Run on Windows - MaastrichtU-IDS/data2services-pipeline GitHub Wiki
Disclaimer: the pipeline has not been tested on Windows as extensively as on Linux, and Windows is not as stable, so you might encounter some issues. Please quickly report them in issues, especially if a you have found a solution.
We recommend to use Git Bash
to clone the repository, and the Windows PowerShell
terminal (which is easier to use than the basic terminal).
All windows scripts are in the resources/windows_scripts
folder and designed to be run from this directory.
cd resources/windows_scripts
Install and fix Docker
-
Install here. You will need to create an account on Docker Hub for Windows.
-
Virtualization and Hyper-V must be activated.
- Docker will propose to install virtualization automatically after the Docker installation if they are not installed.
- Note that Docker Hyper-V is not available for Windows 10 Home edition (you will need Pro or Enterprise edition)
- If you still have issues with activating virtualization, check here.
-
Share drive in Docker >
Settings
>Shared Drives
> Share Drive C (or the on available, you will need to work in this drive, Docker will only be able to access data in Shared Drives) -
Firewall detected issue: common, see with your IT department or deactivate your firewall
-
If Docker can't access internet when building you might want to change the DNS (to use Google's one). E.g.:
wget: unable to resolve host address
: go toDocker Settings > Network > DNS Server > Fixed: 8.8.8.8
Clone
Open the Git Bash
application to download the directory with git. And execute the following commands to download the code required to run the pipeline:
# IMPORTANT: fix a bug on Windows. Newline causing Apache Drill execution to fail:
# Standard_init_linux.go:175 exec user process caused no such file
git config --global core.autocrlf false
git clone --recursive https://github.com/MaastrichtU-IDS/data2services-pipeline.git
Build
-
You need to download Apache Drill installation bundle and GraphDB standalone zip
- Register to get an email with download URL: request the
Free version
Download as standalone server
: a zip file
- Register to get an email with download URL: request the
-
Put Apache Drill and GraphDB files in their own folder in the
data2services-pipeline
git repository (let thenm unzipped) -
Build the images
cd resources/windows_scripts
./build.bat
# Create graphdb and graphdb-import directories in /data
mkdir /data/graphdb
mkdir /data/graphdb-import
Run Drill and GraphDB services
In a production environment it is considered that both Apache Drill and GraphDB services are present. Use docker
to start them. Other RDF stores should also work, but have not been tested yet.

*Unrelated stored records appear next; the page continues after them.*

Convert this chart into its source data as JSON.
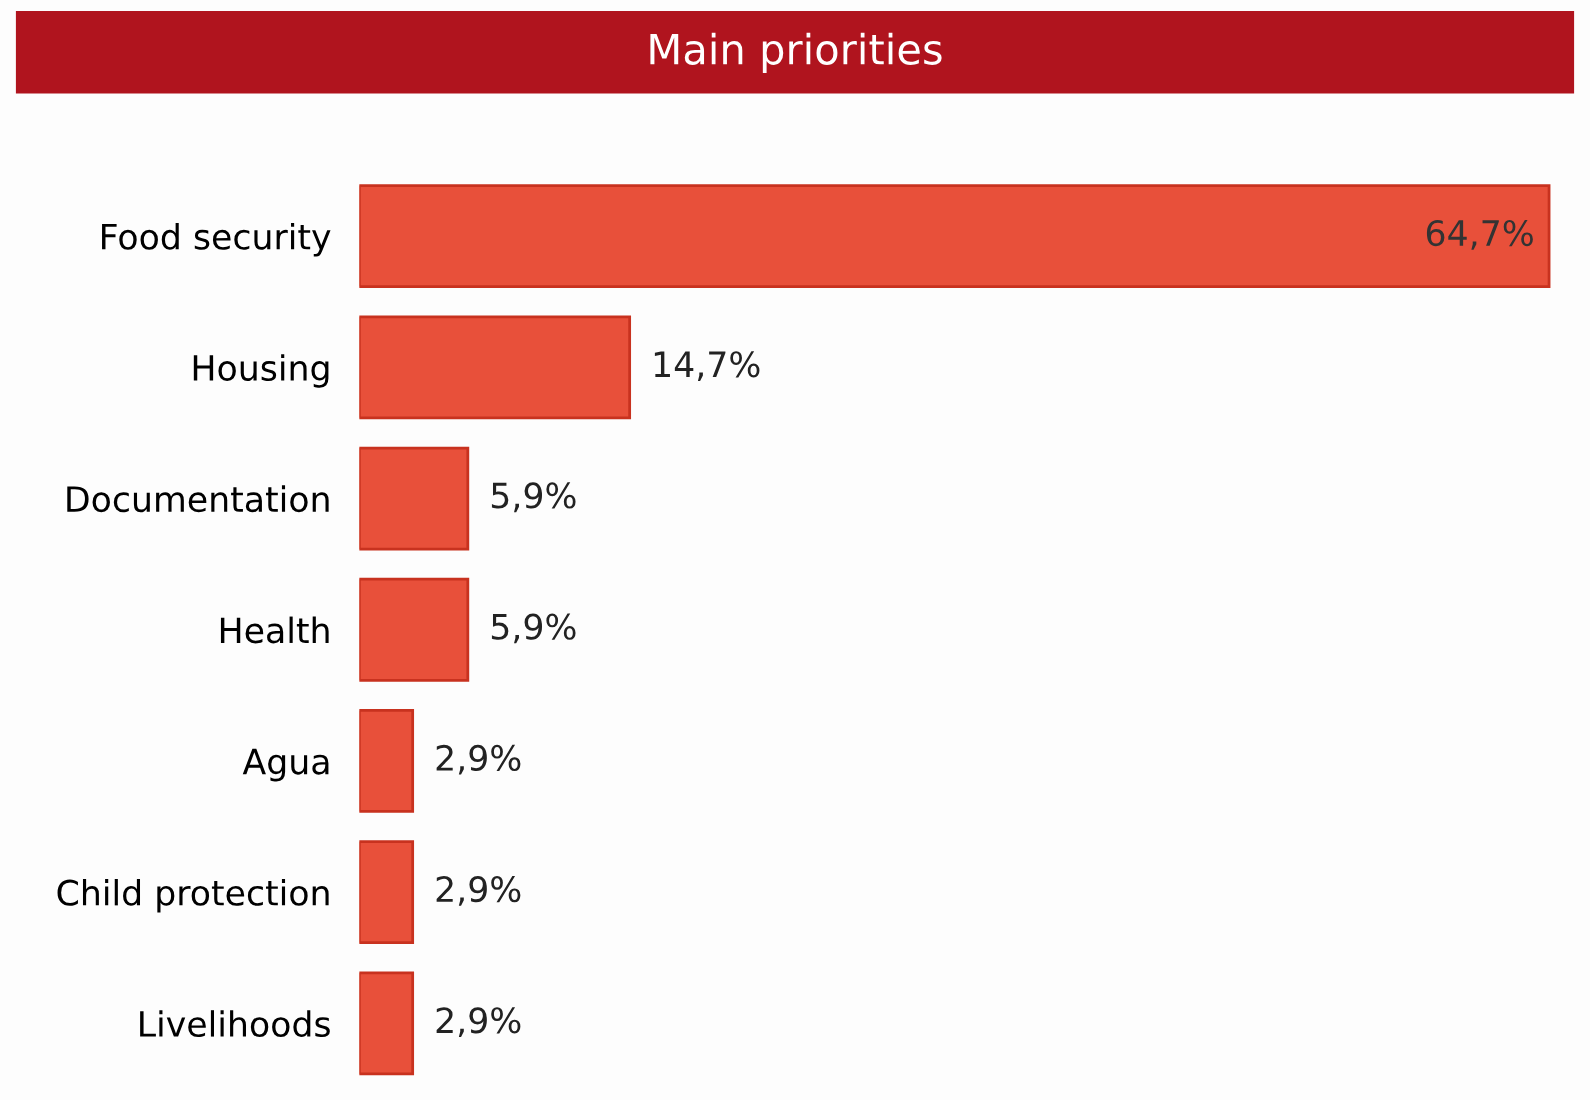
{
  "chart_data": {
    "type": "bar",
    "orientation": "horizontal",
    "title": "Main priorities",
    "categories": [
      "Food security",
      "Housing",
      "Documentation",
      "Health",
      "Agua",
      "Child protection",
      "Livelihoods"
    ],
    "values": [
      64.7,
      14.7,
      5.9,
      5.9,
      2.9,
      2.9,
      2.9
    ],
    "value_labels": [
      "64,7%",
      "14,7%",
      "5,9%",
      "5,9%",
      "2,9%",
      "2,9%",
      "2,9%"
    ],
    "color": "#e8503a",
    "grid": false,
    "legend": false
  }
}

Be careful, you might want to change the volumes to add the disk location required on Windows: c:/data:/data:ro
# Start Apache Drill
docker run -dit --rm -p 8047:8047 -p 31010:31010 --name drill -v c:/data:/data:ro apache-drill
# Start GraphDB
docker run -d --rm --name graphdb -p 7200:7200 -v c:/data/graphdb:/opt/graphdb/home -v c:/data/graphdb-import:/root/graphdb-import graphdb
Create "test" repository by accessing http://localhost:7200/repository
Run using Docker command
Check the Run using Docker commands
part of the main documentation to run the different parts of the pipeline.
Be careful you will need to edit the folder paths to point to the path you are using (c:/data
by default).
And make the command one line (remove newlines and \
as the PowerShell doesn't handle them).